The positive electrode of a lithium iron phosphate battery is composed of LiFePO4 with a olivine structure, the negative electrode is composed of graphite, and the middle is a polyolefin PP/PE/PP separator, which is used to isolate the positive and negative electrodes, prevent electrons, and allow lithium ions to pass through.
During charging, lithium ions are deintercaled from the positive electrode through the electrolyte and enter the negative electrode. At the same time, electrons move from the positive electrode to the negative electrode in the external circuit to ensure charge balance between the positive and negative electrodes. During discharge, lithium ions are deintercaled from the negative electrode and embedded into the positive electrode through the electrolyte. This microstructure provides a good voltage platform and longer service life for lithium iron phosphate batteries: during the charging and discharging process of the battery, the positive electrode transitions between the rhombic LiFePO4 and hexagonal FePO4 phases. Due to the coexistence of FePO4 and LiFePO4 in solid and molten form below 200 ℃, there is no obvious two-phase turning point during the charging and discharging process. Therefore, the charging and discharging voltage platform of lithium iron phosphate batteries is long and stable; In addition, after the charging process is completed, the volume of the positive electrode FePO4 is only reduced by 6.81% compared to LiFePO4, while the volume of the carbon negative electrode slightly expands during the charging process, which plays a role in regulating volume changes and supporting internal structure. Therefore, lithium iron phosphate batteries exhibit good cycling stability during charging and discharging, and have a long cycling life.
Advantages of lithium iron phosphate batteries
Lithium iron phosphate batteries have won the trust of many manufacturers due to their low price and strong safety. The positive electrode material accounts for over 40% of the total cost of lithium-ion batteries, and under current technological conditions, the energy density of the overall battery mainly depends on the positive electrode material. Therefore, the positive electrode material is the core material for the development and research of lithium-ion batteries. Currently, mature positive electrode materials include lithium cobalt oxide, nickel cobalt manganese oxide, lithium iron phosphate, and lithium manganese oxide.
Lithium cobalt oxide
There are layered structures and spinel structures, commonly used layered structures with a theoretical capacity of around 270mAh/g. Layered lithium cobalt oxide is mainly used in digital products such as mobile phones, aircraft models, car models, electronic cigarettes, and smart wearables. The energy density and compaction density of lithium cobalt oxide have basically reached their limits, and there is still a lot of room for improvement in its specific capacity compared to the theoretical capacity. However, due to the limitations of the current overall chemical system, especially the easy decomposition of the electrolyte in high voltage systems, further methods to increase specific capacity by increasing the charging cutoff voltage are limited. Once electrolyte technology is breakthrough in the future, there is still room for improvement in its energy density.
Lithium nickel cobalt manganese oxide
It generally has the advantages of green environmental protection, low cost (equivalent to only 2/3 of lithium cobalt oxide), good safety (safe working temperature can reach 170 ℃), and long cycle life (extended by 45%). The current research on monocrystalline nickel cobalt manganese lithium mainly aims to further improve the energy density of products by continuously increasing the nickel content and charging cutoff voltage. However, this puts higher requirements on the technical capabilities of electrolyte and related supporting materials, as well as lithium-ion battery manufacturers.
Lithium manganese oxide
There are spinel structures and layered structures, and spinel structures are commonly used. The theoretical capacity is 148 mAh/g, and the actual capacity is between 100-120 mAh/g. It has the characteristics of good capacity utilization, stable structure, superior low-temperature performance, and low cost. However, its crystal structure is prone to distortion, causing capacity decay and short cycle life. Mainly used in markets with high safety and cost requirements, but low energy density and cycle requirements.

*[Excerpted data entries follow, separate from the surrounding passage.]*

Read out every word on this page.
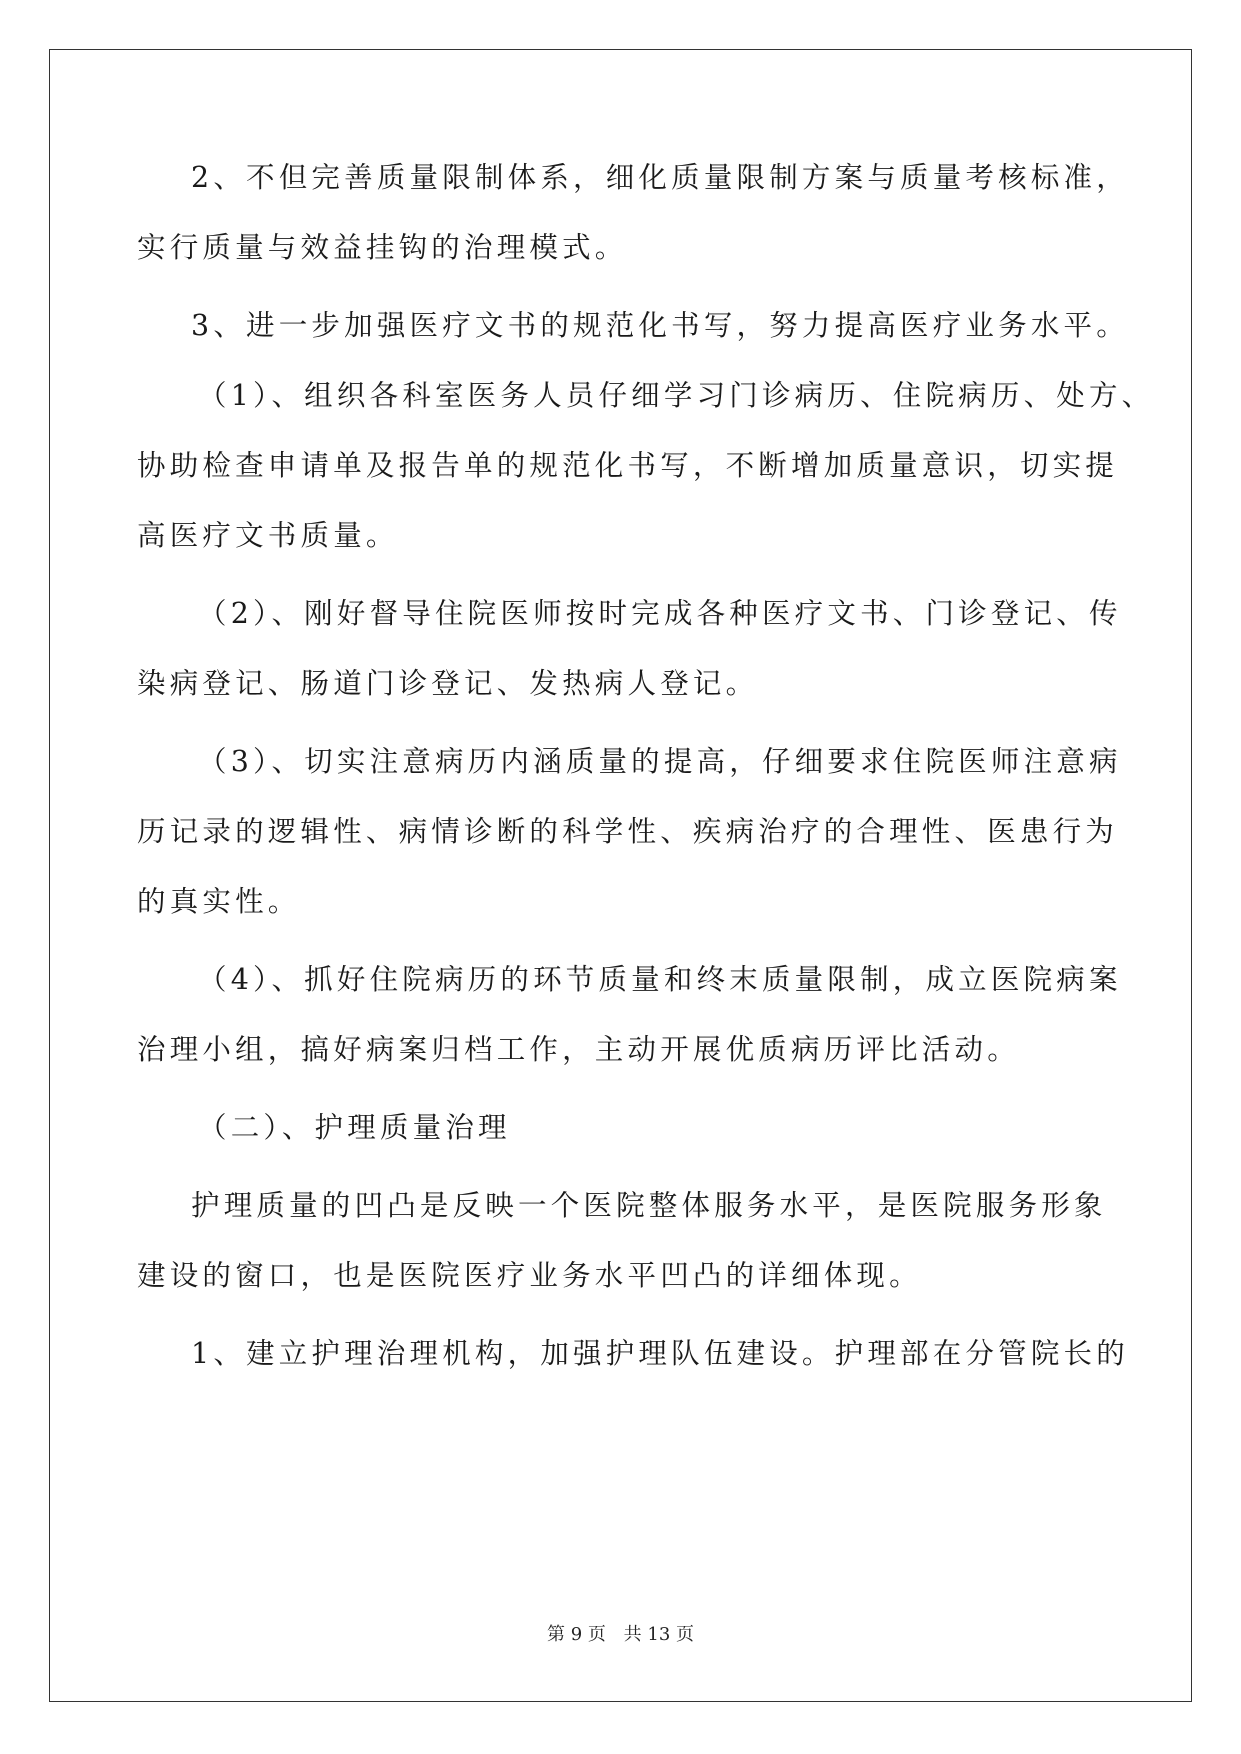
2、不但完善质量限制体系，细化质量限制方案与质量考核标准，
实行质量与效益挂钩的治理模式。
3、进一步加强医疗文书的规范化书写，努力提高医疗业务水平。
（1）、组织各科室医务人员仔细学习门诊病历、住院病历、处方、
协助检查申请单及报告单的规范化书写，不断增加质量意识，切实提
高医疗文书质量。
（2）、刚好督导住院医师按时完成各种医疗文书、门诊登记、传
染病登记、肠道门诊登记、发热病人登记。
（3）、切实注意病历内涵质量的提高，仔细要求住院医师注意病
历记录的逻辑性、病情诊断的科学性、疾病治疗的合理性、医患行为
的真实性。
（4）、抓好住院病历的环节质量和终末质量限制，成立医院病案
治理小组，搞好病案归档工作，主动开展优质病历评比活动。
（二）、护理质量治理
护理质量的凹凸是反映一个医院整体服务水平，是医院服务形象
建设的窗口，也是医院医疗业务水平凹凸的详细体现。
1、建立护理治理机构，加强护理队伍建设。护理部在分管院长的
第 9 页 共 13 页
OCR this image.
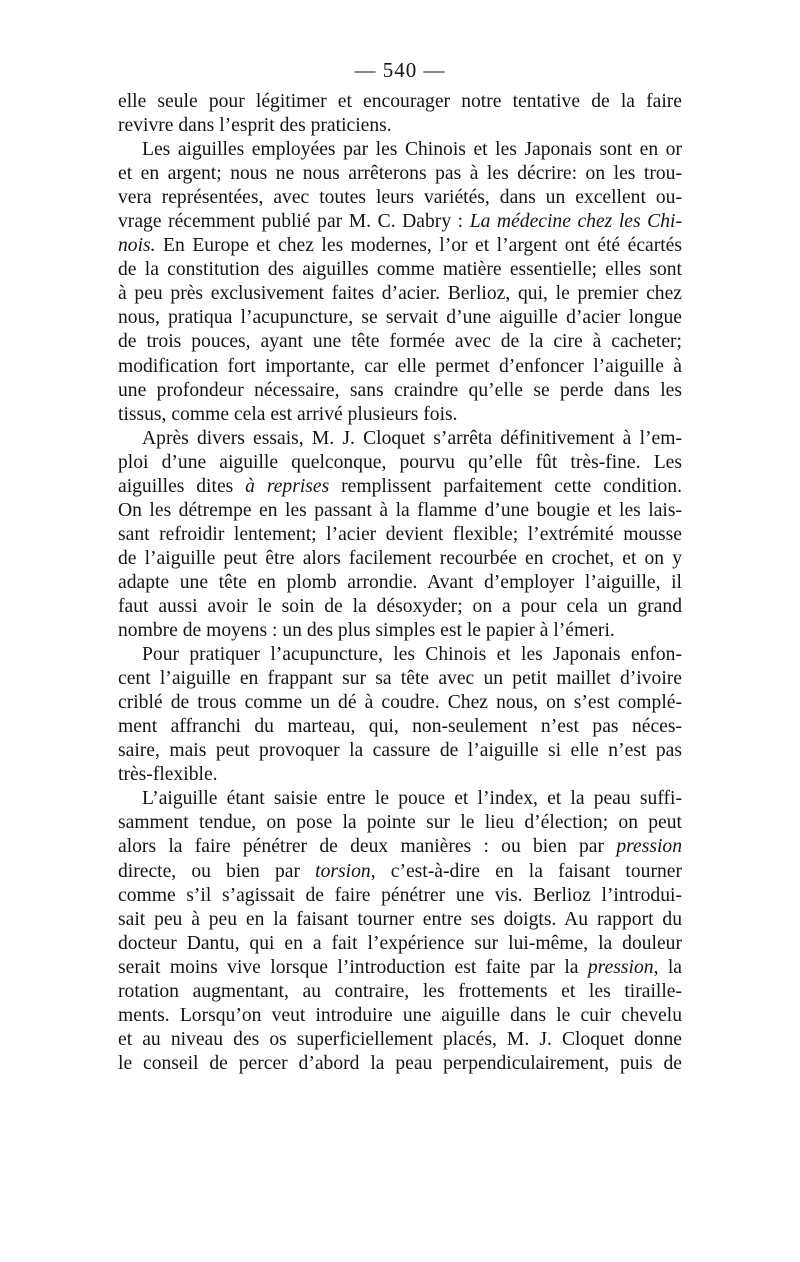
— 540 —
elle seule pour légitimer et encourager notre tentative de la faire
revivre dans l’esprit des praticiens.
Les aiguilles employées par les Chinois et les Japonais sont en or
et en argent; nous ne nous arrêterons pas à les décrire: on les trou-
vera représentées, avec toutes leurs variétés, dans un excellent ou-
vrage récemment publié par M. C. Dabry : La médecine chez les Chi-
nois. En Europe et chez les modernes, l’or et l’argent ont été écartés
de la constitution des aiguilles comme matière essentielle; elles sont
à peu près exclusivement faites d’acier. Berlioz, qui, le premier chez
nous, pratiqua l’acupuncture, se servait d’une aiguille d’acier longue
de trois pouces, ayant une tête formée avec de la cire à cacheter;
modification fort importante, car elle permet d’enfoncer l’aiguille à
une profondeur nécessaire, sans craindre qu’elle se perde dans les
tissus, comme cela est arrivé plusieurs fois.
Après divers essais, M. J. Cloquet s’arrêta définitivement à l’em-
ploi d’une aiguille quelconque, pourvu qu’elle fût très-fine. Les
aiguilles dites à reprises remplissent parfaitement cette condition.
On les détrempe en les passant à la flamme d’une bougie et les lais-
sant refroidir lentement; l’acier devient flexible; l’extrémité mousse
de l’aiguille peut être alors facilement recourbée en crochet, et on y
adapte une tête en plomb arrondie. Avant d’employer l’aiguille, il
faut aussi avoir le soin de la désoxyder; on a pour cela un grand
nombre de moyens : un des plus simples est le papier à l’émeri.
Pour pratiquer l’acupuncture, les Chinois et les Japonais enfon-
cent l’aiguille en frappant sur sa tête avec un petit maillet d’ivoire
criblé de trous comme un dé à coudre. Chez nous, on s’est complé-
ment affranchi du marteau, qui, non-seulement n’est pas néces-
saire, mais peut provoquer la cassure de l’aiguille si elle n’est pas
très-flexible.
L’aiguille étant saisie entre le pouce et l’index, et la peau suffi-
samment tendue, on pose la pointe sur le lieu d’élection; on peut
alors la faire pénétrer de deux manières : ou bien par pression
directe, ou bien par torsion, c’est-à-dire en la faisant tourner
comme s’il s’agissait de faire pénétrer une vis. Berlioz l’introdui-
sait peu à peu en la faisant tourner entre ses doigts. Au rapport du
docteur Dantu, qui en a fait l’expérience sur lui-même, la douleur
serait moins vive lorsque l’introduction est faite par la pression, la
rotation augmentant, au contraire, les frottements et les tiraille-
ments. Lorsqu’on veut introduire une aiguille dans le cuir chevelu
et au niveau des os superficiellement placés, M. J. Cloquet donne
le conseil de percer d’abord la peau perpendiculairement, puis de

Such as small communication devices, power banks, electric tools and bicycles, and special scenarios (such as coal mines).
Lithium iron phosphate
Generally, it has a stable olivine skeleton structure, with a discharge capacity of over 95% of the theoretical discharge capacity, excellent safety performance, good resistance to overcharging, long cycle life, and low price. But its energy density limitation is difficult to solve, while electric vehicle users are constantly increasing their range requirements.
Lithium iron phosphate cathode material exhibits good thermal stability, safety and reliability, and low carbon environmental friendliness when applied, making it the preferred cathode material for large battery modules. However, the stacking density of lithium iron phosphate cathode materials is low, the volume energy density is not high, and the application range is limited. In response to the application limitations of lithium iron phosphate cathode materials, relevant personnel can improve the conductivity of this material by doping high valent metal cations and coating conductive materials on the surface. After a period of development, lithium iron phosphate cathode materials have gradually matured and been widely used in various fields, such as electric vehicles, electric bicycles, mobile power equipment, energy storage power supply, etc.